The Monte Alegre Formation corresponds to the main reservoir rock in the Amazonas Basin petroleum system in Brazil and is correlated with the Pennsylvanian rocks of the Parnaíba and Solimões basins. Previous outcrop and well-based studies are concentrated on the southern edge of the basin and show that the Monte Alegre Formation basically represents an aeolian, deltaic and transitional marine succession. However, there is no published research that demonstrates the depositional system in the northern edge of Amazonas Basin. In this sense, outcrop-based facies and stratigraphic analysis is carried-out to understand the distal influence of marine incursion into the basin and its relationship with paleogeography in the Upper Carboniferous. The data show that the aeolian Monte Alegre system is represented by a braided fluvial system formed by five architectural elements: (i) sandy bedform, (ii) downstream-accretion macroform, (iii) gravel bars and bedforms, (iv) channel and (v) laminated sand sheets, pointing to a braided depositional system.
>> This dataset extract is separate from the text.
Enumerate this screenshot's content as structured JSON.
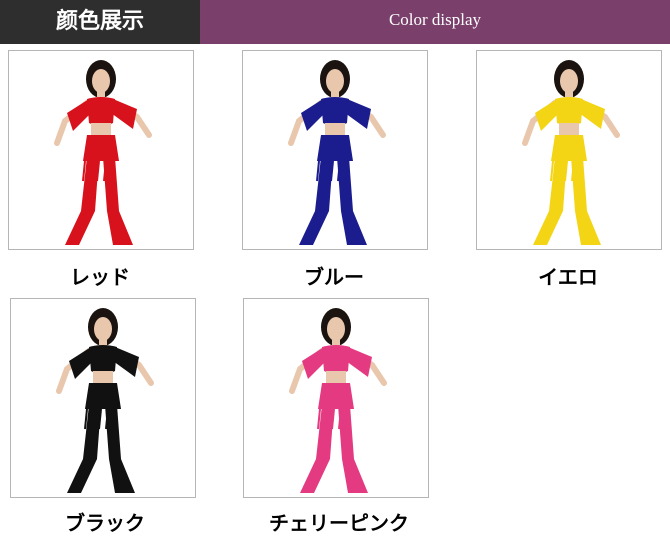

The aeolian succession overlies the fluvial system and is represented by medium-scale trough cross-bedding and large-scale planar cross-bedded sandstones resulting from the accumulation and migration of transverse dunes toward the northwest that grade upward to dry interdunes and aeolian sand sheet deposits that are interbedded, consisting basically of translatent ripple cross-lamination and low-angle cross-stratified lamination sandstones related to water table raises. The stratigraphic record defines a wetting-upward stacking pattern of Monte Alegre Formation resulting from local sea level rise as a result the advance of the marine incursion that settled in the central-western region of Gondwana during the Late Carboniferous. Thus, in addition to corroborating the paleo wind directions predicted for the region during the Late Carboniferous, these deposits help to understand the paleoenvironmental relations between the northern and southern edges of the Amazonas Basin.